Wednesday, August 21, 2013

Feeding a Hungry Planet - Youth Ag Summit Musings of Day 1

Stepping into the Bow Valley, there is no question what the group is here to do. The energy is palpable and the group is on the edge of their seats to tackle the hardest issues on the planet head on.

This is truly an event like no other I've been a part of.  118 smart, articulate, passionate young (& sexy) leaders from 22 countries in Calgary finding solutions to feed a hungry planet. (The sexy is a reference to Ashton Kutcher - check my Tweets from this am). 

For me, it's near impossible to share what this experience means. There is no single word, so  I captured many throughout the day.

-intelligent, articulate and willing to share
- compassion, professionalism, love, bravery, normalcy, blessed, 
- resilience, power of people, make change
- Inspire, encourage and motivate. 
- passion, enthusiasm, familiarity, differences, pride

My role as a mentor is all about facilitating conversations, so I've worked hard at keeping the lens on the delegates and enabling them to engage with each other, dignitaries and speakers. In doing so, I've been afforded many take-aways and insights.

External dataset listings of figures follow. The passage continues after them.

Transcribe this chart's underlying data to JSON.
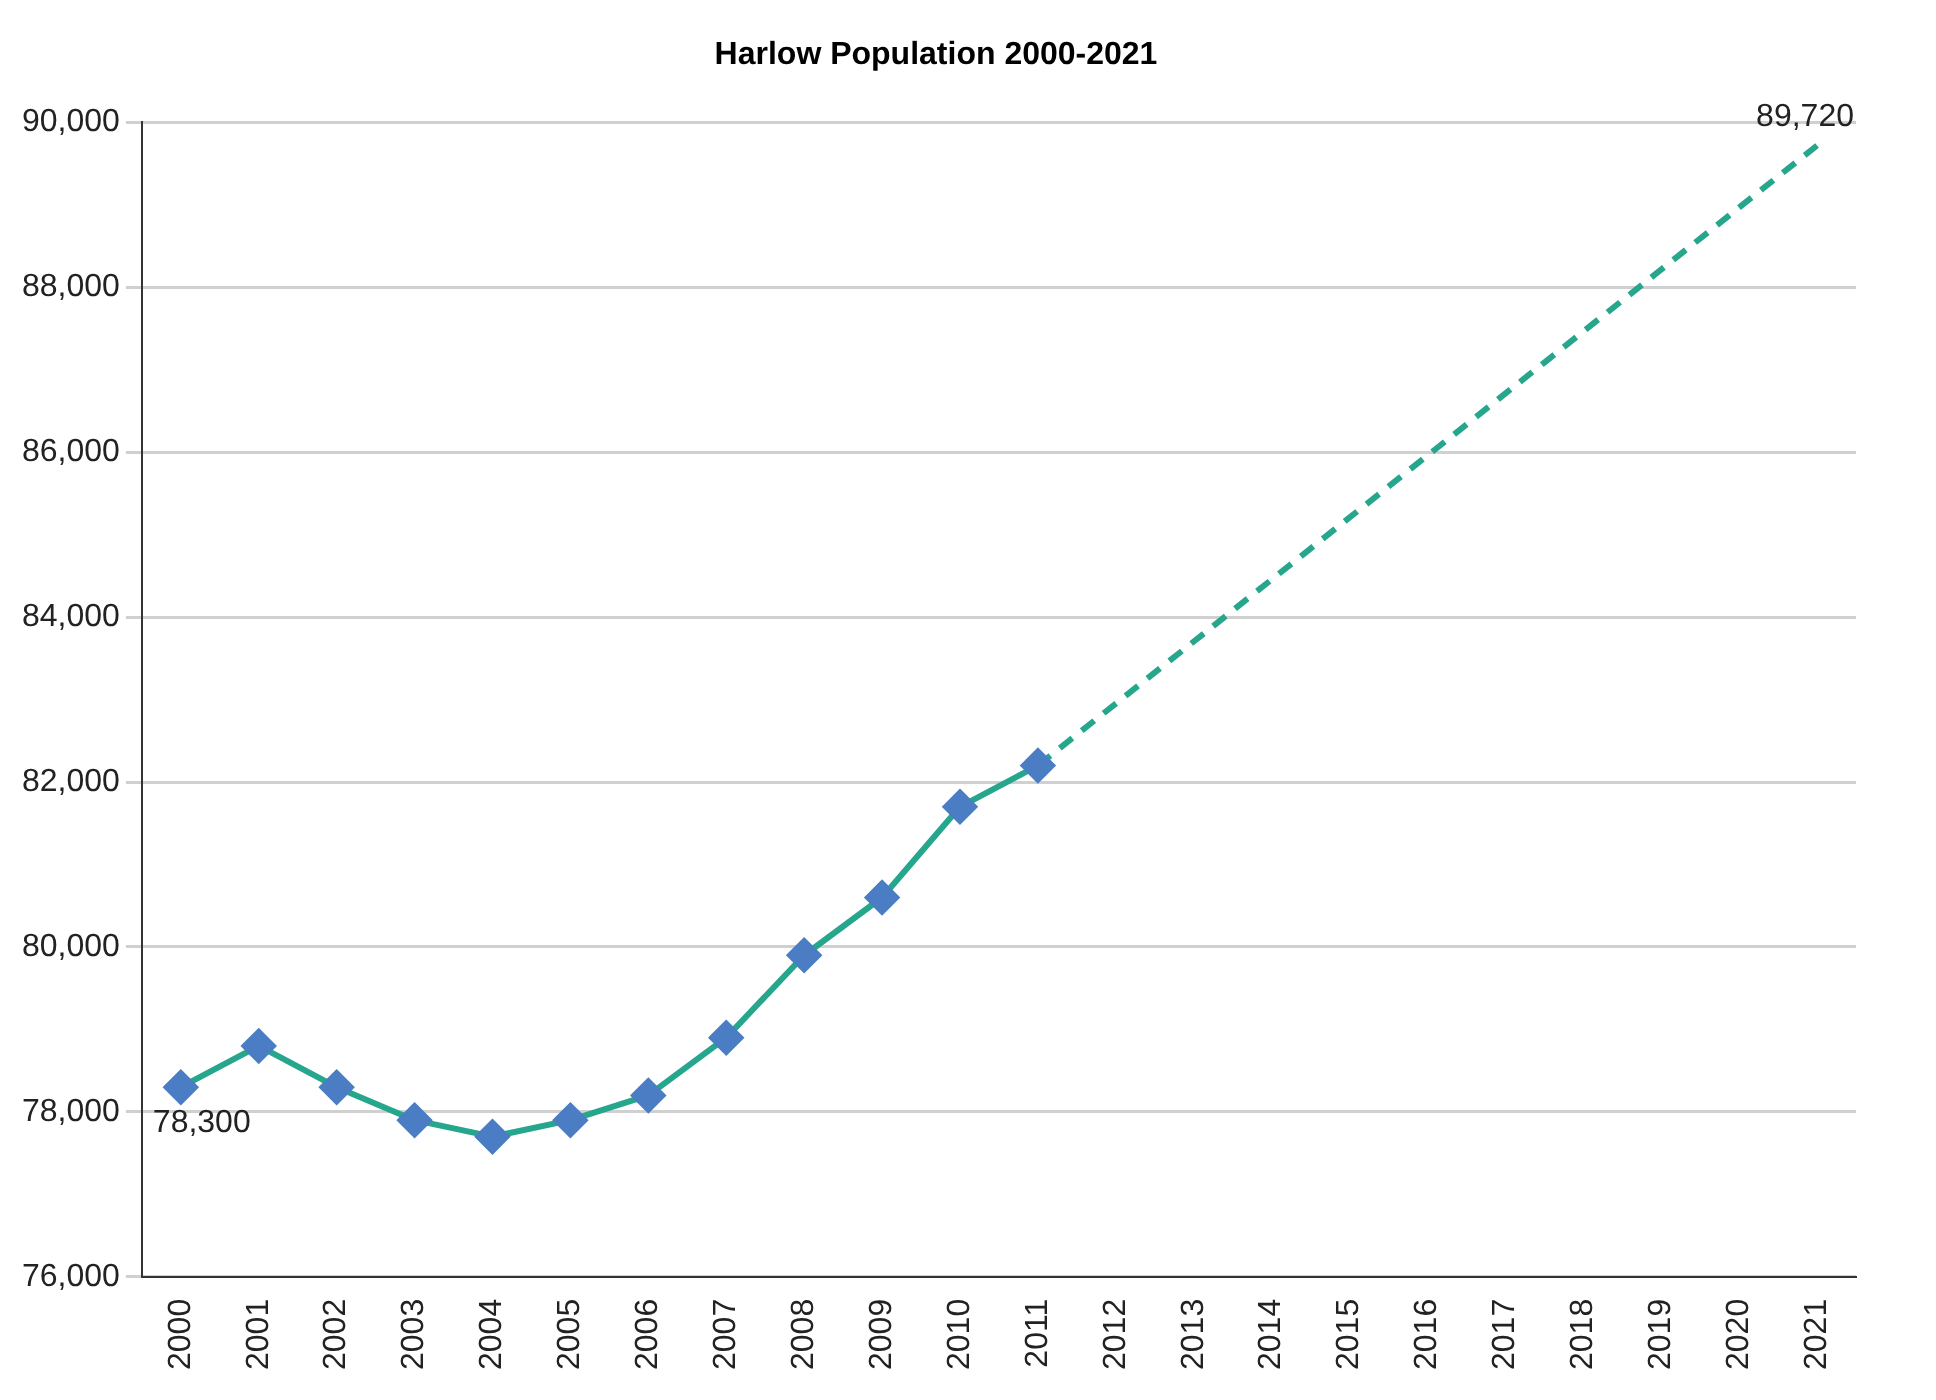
{
  "chart_data": {
    "type": "line",
    "title": "Harlow Population 2000-2021",
    "categories": [
      "2000",
      "2001",
      "2002",
      "2003",
      "2004",
      "2005",
      "2006",
      "2007",
      "2008",
      "2009",
      "2010",
      "2011",
      "2012",
      "2013",
      "2014",
      "2015",
      "2016",
      "2017",
      "2018",
      "2019",
      "2020",
      "2021"
    ],
    "series": [
      {
        "color": "#26a68c",
        "marker": "diamond",
        "line_style": "solid",
        "values": [
          78300,
          78800,
          78300,
          77900,
          77700,
          77900,
          78200,
          78900,
          79900,
          80600,
          81700,
          82200,
          null,
          null,
          null,
          null,
          null,
          null,
          null,
          null,
          null,
          null
        ],
        "value_labels": [
          "78,300",
          null,
          null,
          null,
          null,
          null,
          null,
          null,
          null,
          null,
          null,
          null,
          null,
          null,
          null,
          null,
          null,
          null,
          null,
          null,
          null,
          null
        ]
      },
      {
        "color": "#26a68c",
        "marker": "none",
        "line_style": "dashed",
        "values": [
          null,
          null,
          null,
          null,
          null,
          null,
          null,
          null,
          null,
          null,
          null,
          82200,
          null,
          null,
          null,
          null,
          null,
          null,
          null,
          null,
          null,
          89720
        ],
        "value_labels": [
          null,
          null,
          null,
          null,
          null,
          null,
          null,
          null,
          null,
          null,
          null,
          null,
          null,
          null,
          null,
          null,
          null,
          null,
          null,
          null,
          null,
          "89,720"
        ]
      }
    ],
    "ylim": [
      76000,
      90000
    ],
    "yticks": [
      {
        "value": 76000,
        "label": "76,000"
      },
      {
        "value": 78000,
        "label": "78,000"
      },
      {
        "value": 80000,
        "label": "80,000"
      },
      {
        "value": 82000,
        "label": "82,000"
      },
      {
        "value": 84000,
        "label": "84,000"
      },
      {
        "value": 86000,
        "label": "86,000"
      },
      {
        "value": 88000,
        "label": "88,000"
      },
      {
        "value": 90000,
        "label": "90,000"
      }
    ],
    "grid": "y",
    "legend": false
  }
}
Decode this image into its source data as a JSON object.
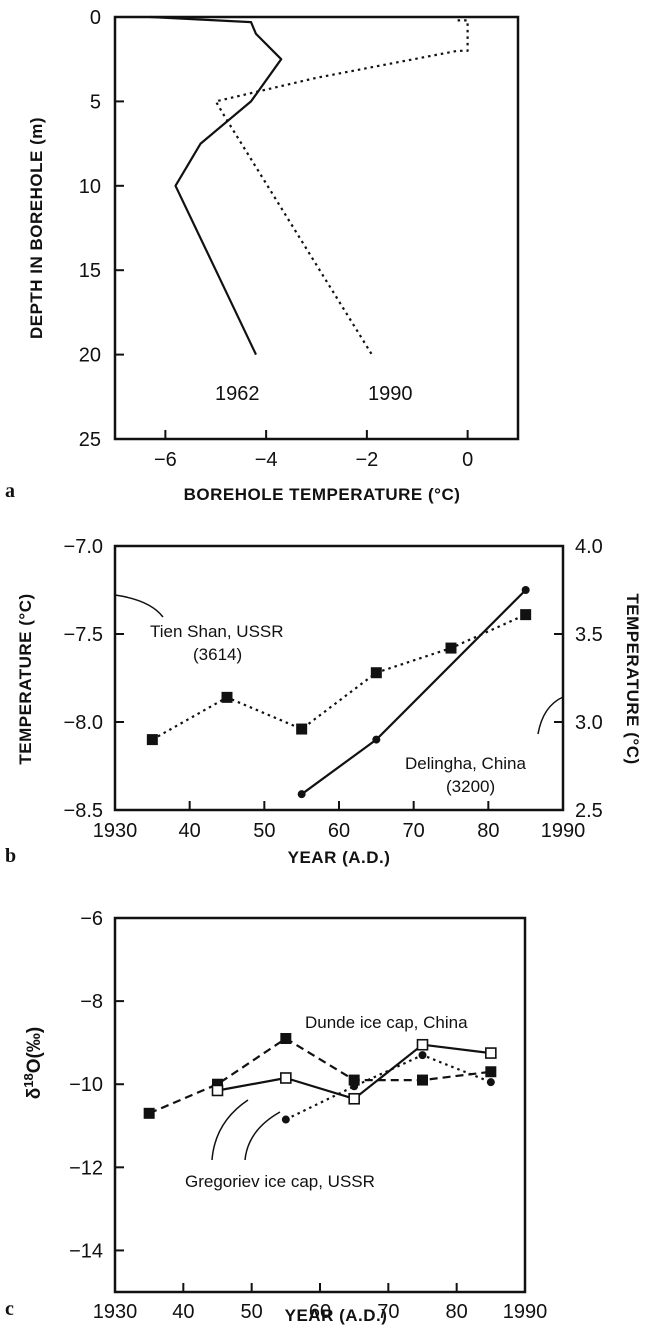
{
  "chart_data": [
    {
      "type": "line",
      "panel_label": "a",
      "xlabel": "BOREHOLE TEMPERATURE (°C)",
      "ylabel": "DEPTH IN BOREHOLE (m)",
      "xlim": [
        -7,
        1
      ],
      "ylim": [
        25,
        0
      ],
      "xticks": [
        -6,
        -4,
        -2,
        0
      ],
      "yticks": [
        0,
        5,
        10,
        15,
        20,
        25
      ],
      "series": [
        {
          "name": "1962",
          "style": "solid",
          "points": [
            [
              -6.3,
              0
            ],
            [
              -4.3,
              0.3
            ],
            [
              -4.2,
              1.0
            ],
            [
              -3.7,
              2.5
            ],
            [
              -4.3,
              5.0
            ],
            [
              -5.3,
              7.5
            ],
            [
              -5.8,
              10.0
            ],
            [
              -5.0,
              15.0
            ],
            [
              -4.2,
              20.0
            ]
          ]
        },
        {
          "name": "1990",
          "style": "dotted",
          "points": [
            [
              -0.2,
              0.2
            ],
            [
              0.0,
              0.2
            ],
            [
              0.0,
              2.0
            ],
            [
              -0.2,
              2.0
            ],
            [
              -3.0,
              3.6
            ],
            [
              -5.0,
              5.0
            ],
            [
              -4.8,
              6.0
            ],
            [
              -1.9,
              20.0
            ]
          ]
        }
      ],
      "grid": false
    },
    {
      "type": "line",
      "panel_label": "b",
      "xlabel": "YEAR (A.D.)",
      "ylabel_left": "TEMPERATURE (°C)",
      "ylabel_right": "TEMPERATURE (°C)",
      "xlim": [
        1930,
        1990
      ],
      "xticks": [
        1930,
        1940,
        1950,
        1960,
        1970,
        1980,
        1990
      ],
      "xtick_labels": [
        "1930",
        "40",
        "50",
        "60",
        "70",
        "80",
        "1990"
      ],
      "ylim_left": [
        -8.5,
        -7.0
      ],
      "yticks_left": [
        "-7.0",
        "-7.5",
        "-8.0",
        "-8.5"
      ],
      "ylim_right": [
        2.5,
        4.0
      ],
      "yticks_right": [
        "4.0",
        "3.5",
        "3.0",
        "2.5"
      ],
      "series": [
        {
          "name": "Tien Shan, USSR",
          "name_sub": "(3614)",
          "axis": "left",
          "style": "dotted",
          "marker": "square",
          "x": [
            1935,
            1945,
            1955,
            1965,
            1975,
            1985
          ],
          "values": [
            -8.1,
            -7.86,
            -8.04,
            -7.72,
            -7.58,
            -7.39
          ]
        },
        {
          "name": "Delingha, China",
          "name_sub": "(3200)",
          "axis": "right",
          "style": "solid",
          "marker": "dot",
          "x": [
            1955,
            1965,
            1985
          ],
          "values": [
            2.59,
            2.9,
            3.75
          ]
        }
      ],
      "grid": false
    },
    {
      "type": "line",
      "panel_label": "c",
      "xlabel": "YEAR (A.D.)",
      "ylabel_main": "δ",
      "ylabel_sup": "18",
      "ylabel_rest": "O(‰)",
      "xlim": [
        1930,
        1990
      ],
      "xticks": [
        1930,
        1940,
        1950,
        1960,
        1970,
        1980,
        1990
      ],
      "xtick_labels": [
        "1930",
        "40",
        "50",
        "60",
        "70",
        "80",
        "1990"
      ],
      "ylim": [
        -15,
        -6
      ],
      "yticks": [
        "-6",
        "-8",
        "-10",
        "-12",
        "-14"
      ],
      "annotations": [
        "Dunde ice cap, China",
        "Gregoriev ice cap, USSR"
      ],
      "series": [
        {
          "style": "dashed",
          "marker": "filled-square",
          "x": [
            1935,
            1945,
            1955,
            1965,
            1975,
            1985
          ],
          "values": [
            -10.7,
            -10.0,
            -8.9,
            -9.9,
            -9.9,
            -9.7
          ]
        },
        {
          "style": "solid",
          "marker": "open-square",
          "x": [
            1945,
            1955,
            1965,
            1975,
            1985
          ],
          "values": [
            -10.15,
            -9.85,
            -10.35,
            -9.05,
            -9.25
          ]
        },
        {
          "style": "dotted",
          "marker": "dot",
          "x": [
            1955,
            1965,
            1975,
            1985
          ],
          "values": [
            -10.85,
            -10.05,
            -9.3,
            -9.95
          ]
        }
      ],
      "grid": false
    }
  ]
}
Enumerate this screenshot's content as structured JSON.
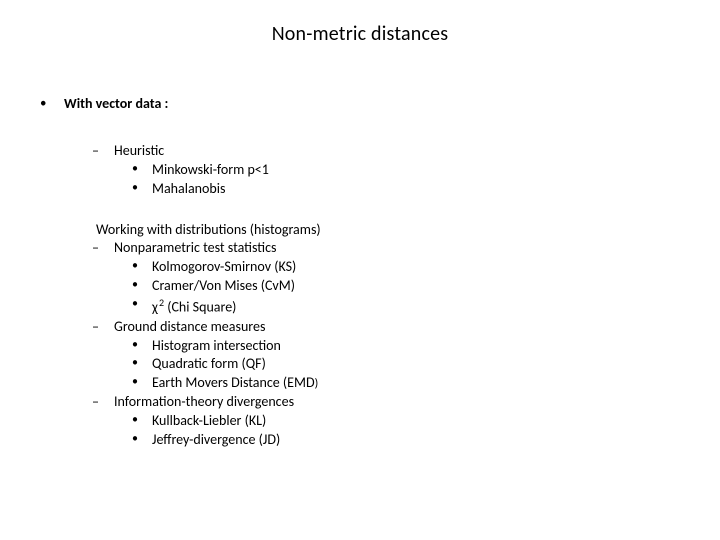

Some day 1 highlights that made me stop & think:

  • Potatoes are very organic matter and N-intensive. In NB, farmers have started to rotate with corn, which causes a yield boost in year 1, thanks to the organic matter, but it's not sustainable. If potatoes require more specialization, N and pesticides, how are farmers balancing this to sustain their soil? 
  • We are a "now" society. Are we thinking about what's after now?
  • Canadians do not pay enough for their food (a bold statement, no doubt). If farmers were guaranteed a fair return, they could invest in better research and improving practices. Today, they are driven solely by profit. What if the price of food was raised? Then what if we re-introduced healthy food prep into the classroom?
  • Food deserts create a inadequate food system in developed countries. Do we know what it's like to live in a community where food is purchased at 7-11?
  • There are still people interested in traditional crop breeding techniques, it's not all biotech.
  • The gap between food and farming is not shrinking. We need to do a better job listening to concerned consumers and considering their perspective, not dismissing it because they didn't drive a tractor or feed a herd of livestock that morning.

Finally, we were left with some incredible stories of human care and giving from the recent floods in Calgary. Calgarians helping Calgarians they'd never met should resonate with all farmers and those in the agri-food industry. It was stated repeatedly, when asked about the people they were helping, "I've never been to this neighbourhood before, but these people are my neighbours and they needed help and here I am." 

How fitting. We may never see those who are hungry and in need of our help. But on our increasingly small planet, arn't they neighbours? They need our help and are you there?